This is the problem I have with my RPG: it's not the general situation where characters are scattered all over the place, but rather the exceptional situation where they line up that I will run out of sprite rendering cycles. (Which is why I'm implementing a software scaler to handle about half the load.)

Dan.

Easy.
Since it is, as you say, a exceptional situation; a perfectly good solution is to let the sprites flicker when there are more than 128 sprites sharing the same scanline.
Lets say 200 sprites share the same scanline.. You draw the first 100 sprites during one frame, and then the other 100 during the next frame.
The sprites will flicker somewhat, but it will be perfectly playable, and with 200 sprites on the same scanline, they will overlap eachother anyway.

I have seen several games using this solution.

#22875 - poslundc - Wed Jun 30, 2004 6:23 pm

I thought about doing this but opted not to. I figured it would happen frequently and unpredictably enough to be distracting to the gameplay. :P

Dan.

#22878 - pentagram - Wed Jun 30, 2004 6:56 pm

I have made a couple of tests:

Copy during HBlank, using CPU ldmia,stmia
Copy during HBlank, using DMA inmediate
Copy during VCount, using DMA inmediate
Copy during VCount, using DMA HBlank (real transfer performed during HBlank)

In all cases it worked, so it seems that both CPU and DMA have full access to OAM at any time. Wintermute, I would like to know about your experiments. Can you confirm my results or are you having problems with DMA transfers during hblank/hdraw? If finally this gets confirmed I'm wondering about the real purpose of the bit 5 in DISPCNT...

#22886 - Miked0801 - Wed Jun 30, 2004 8:22 pm

Perhaps legacy of GBC where it mattered?

#22902 - tepples - Wed Jun 30, 2004 10:32 pm

poslundc wrote:
I thought about doing this but opted not to.

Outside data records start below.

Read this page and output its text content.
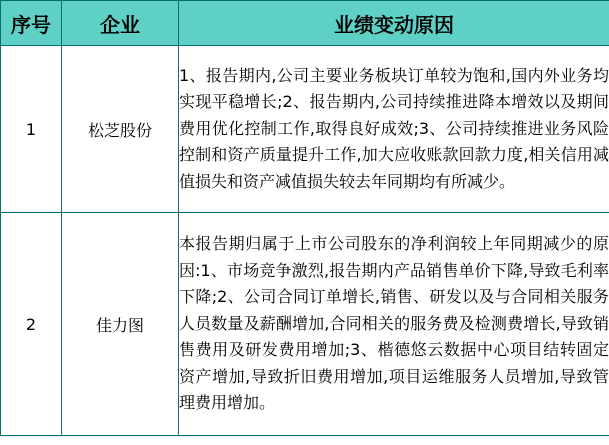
序号	企业	业绩变动原因
1	松芝股份	1、报告期内,公司主要业务板块订单较为饱和,国内外业务均实现平稳增长;2、报告期内,公司持续推进降本增效以及期间费用优化控制工作,取得良好成效;3、公司持续推进业务风险控制和资产质量提升工作,加大应收账款回款力度,相关信用减值损失和资产减值损失较去年同期均有所减少。
2	佳力图	本报告期归属于上市公司股东的净利润较上年同期减少的原因:1、市场竞争激烈,报告期内产品销售单价下降,导致毛利率下降;2、公司合同订单增长,销售、研发以及与合同相关服务人员数量及薪酬增加,合同相关的服务费及检测费增长,导致销售费用及研发费用增加;3、楷德悠云数据中心项目结转固定资产增加,导致折旧费用增加,项目运维服务人员增加,导致管理费用增加。
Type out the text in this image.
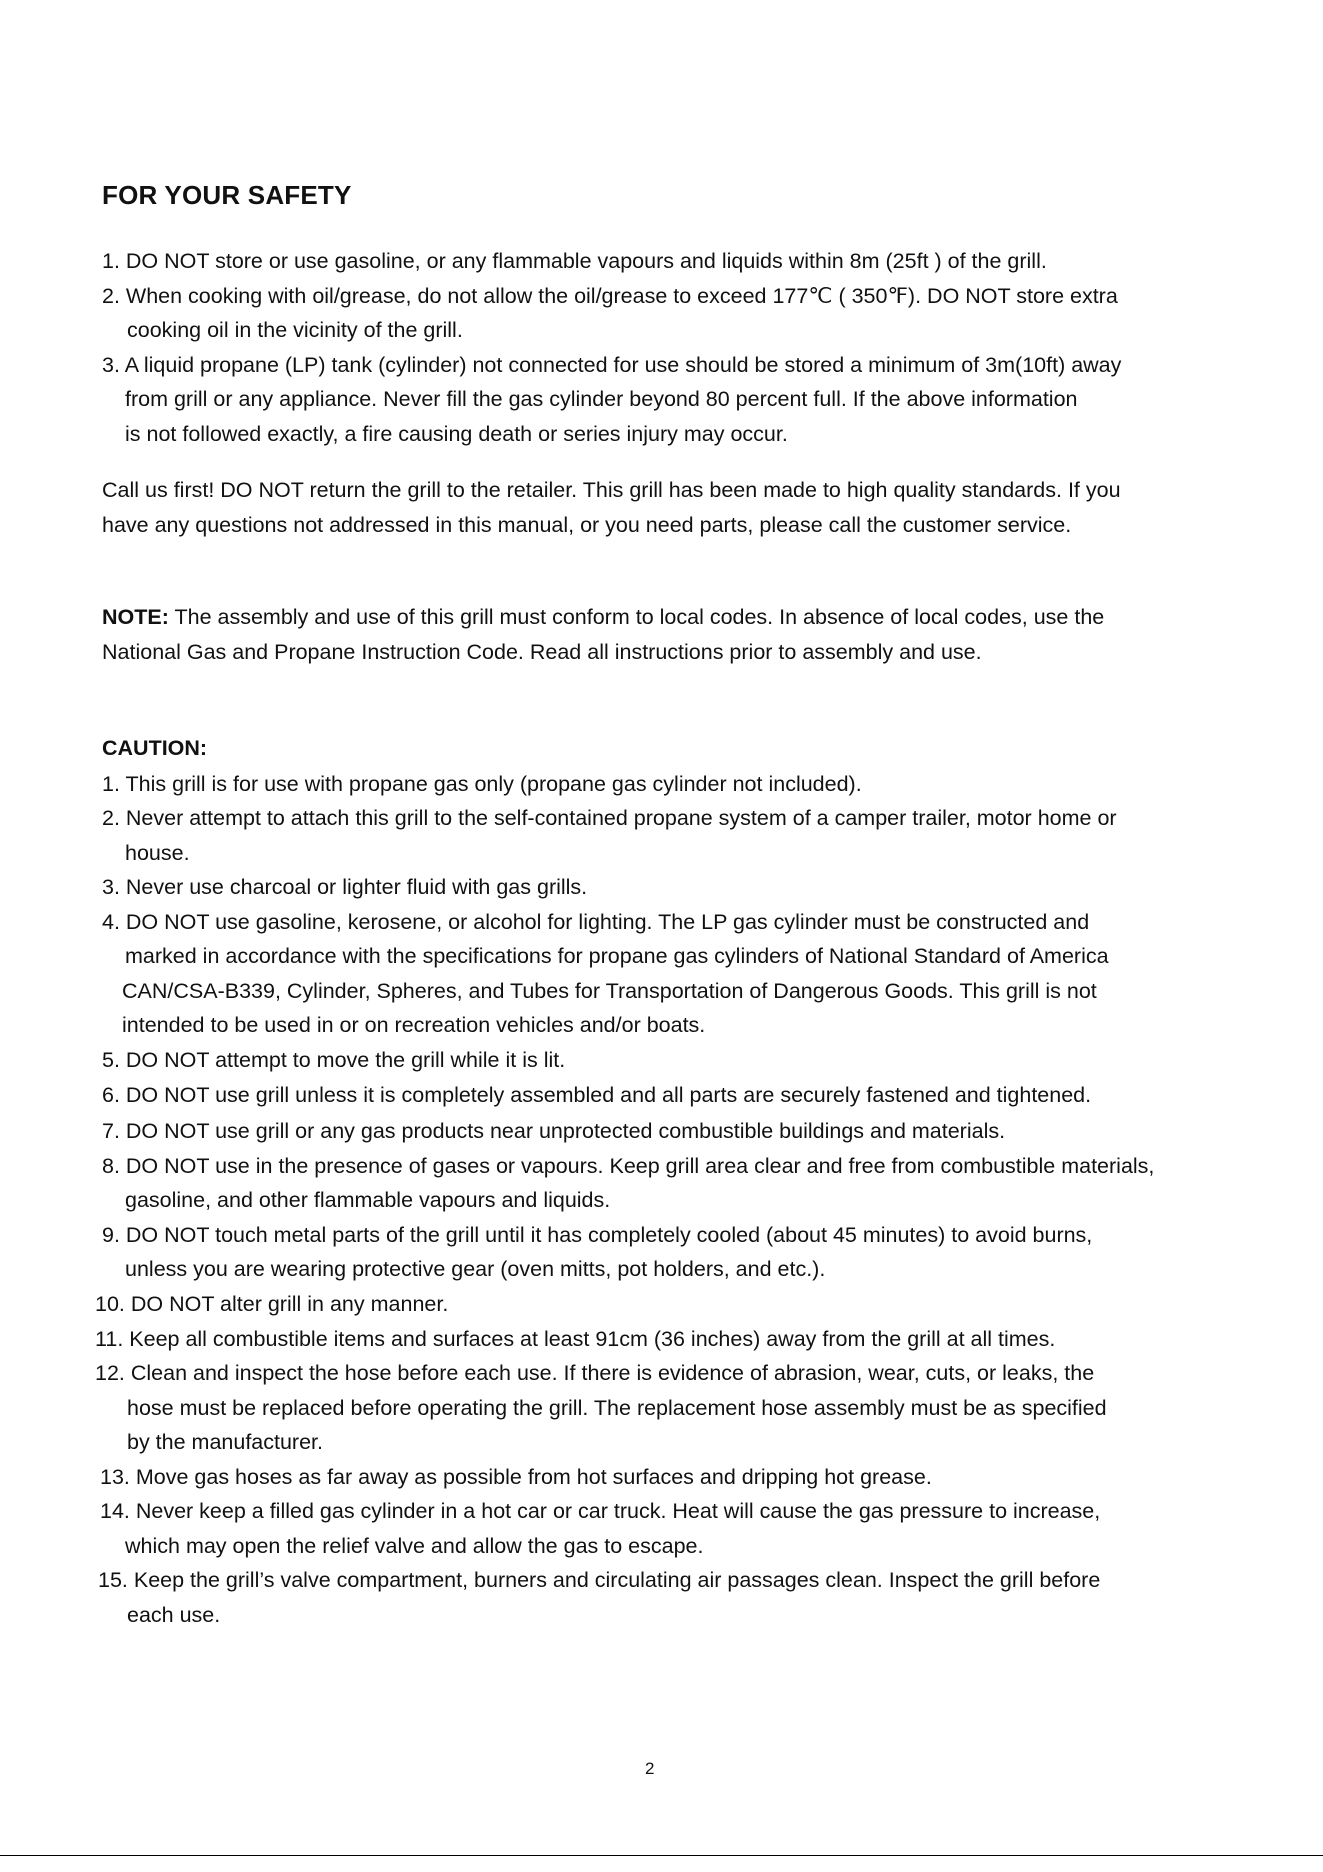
FOR YOUR SAFETY
1. DO NOT store or use gasoline, or any flammable vapours and liquids within 8m (25ft ) of the grill.
2. When cooking with oil/grease, do not allow the oil/grease to exceed 177℃ ( 350℉). DO NOT store extra
cooking oil in the vicinity of the grill.
3. A liquid propane (LP) tank (cylinder) not connected for use should be stored a minimum of 3m(10ft) away
from grill or any appliance. Never fill the gas cylinder beyond 80 percent full. If the above information
is not followed exactly, a fire causing death or series injury may occur.
Call us first! DO NOT return the grill to the retailer. This grill has been made to high quality standards. If you
have any questions not addressed in this manual, or you need parts, please call the customer service.
NOTE: The assembly and use of this grill must conform to local codes. In absence of local codes, use the
National Gas and Propane Instruction Code. Read all instructions prior to assembly and use.
CAUTION:
1. This grill is for use with propane gas only (propane gas cylinder not included).
2. Never attempt to attach this grill to the self-contained propane system of a camper trailer, motor home or
house.
3. Never use charcoal or lighter fluid with gas grills.
4. DO NOT use gasoline, kerosene, or alcohol for lighting. The LP gas cylinder must be constructed and
marked in accordance with the specifications for propane gas cylinders of National Standard of America
CAN/CSA-B339, Cylinder, Spheres, and Tubes for Transportation of Dangerous Goods. This grill is not
intended to be used in or on recreation vehicles and/or boats.
5. DO NOT attempt to move the grill while it is lit.
6. DO NOT use grill unless it is completely assembled and all parts are securely fastened and tightened.
7. DO NOT use grill or any gas products near unprotected combustible buildings and materials.
8. DO NOT use in the presence of gases or vapours. Keep grill area clear and free from combustible materials,
gasoline, and other flammable vapours and liquids.
9. DO NOT touch metal parts of the grill until it has completely cooled (about 45 minutes) to avoid burns,
unless you are wearing protective gear (oven mitts, pot holders, and etc.).
10. DO NOT alter grill in any manner.
11. Keep all combustible items and surfaces at least 91cm (36 inches) away from the grill at all times.
12. Clean and inspect the hose before each use. If there is evidence of abrasion, wear, cuts, or leaks, the
hose must be replaced before operating the grill. The replacement hose assembly must be as specified
by the manufacturer.
13. Move gas hoses as far away as possible from hot surfaces and dripping hot grease.
14. Never keep a filled gas cylinder in a hot car or car truck. Heat will cause the gas pressure to increase,
which may open the relief valve and allow the gas to escape.
15. Keep the grill’s valve compartment, burners and circulating air passages clean. Inspect the grill before
each use.
2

I figured it would happen frequently and unpredictably enough to be distracting to the gameplay.

Go play Teenage Mutant Ninja Turtles II or III for NES, which had a 64 pixel per scanline limit. Then tell me whether flicker, while noticeable, is actually distracting in practice.
_________________
-- Where is he?
-- Who?
-- You know, the human.
-- I think he moved to Tilwick.

#22906 - poslundc - Wed Jun 30, 2004 10:42 pm

I remember TMNT2 quite well, and yes, I believe it can work. But TMNT2 was a fairly straightforward action game, versus my game, which is an action-based RPG, in which the user may be required to pay more attention to the "specifics" of the sprites - because of the wider variety of actions - than they are in a game like TMNT.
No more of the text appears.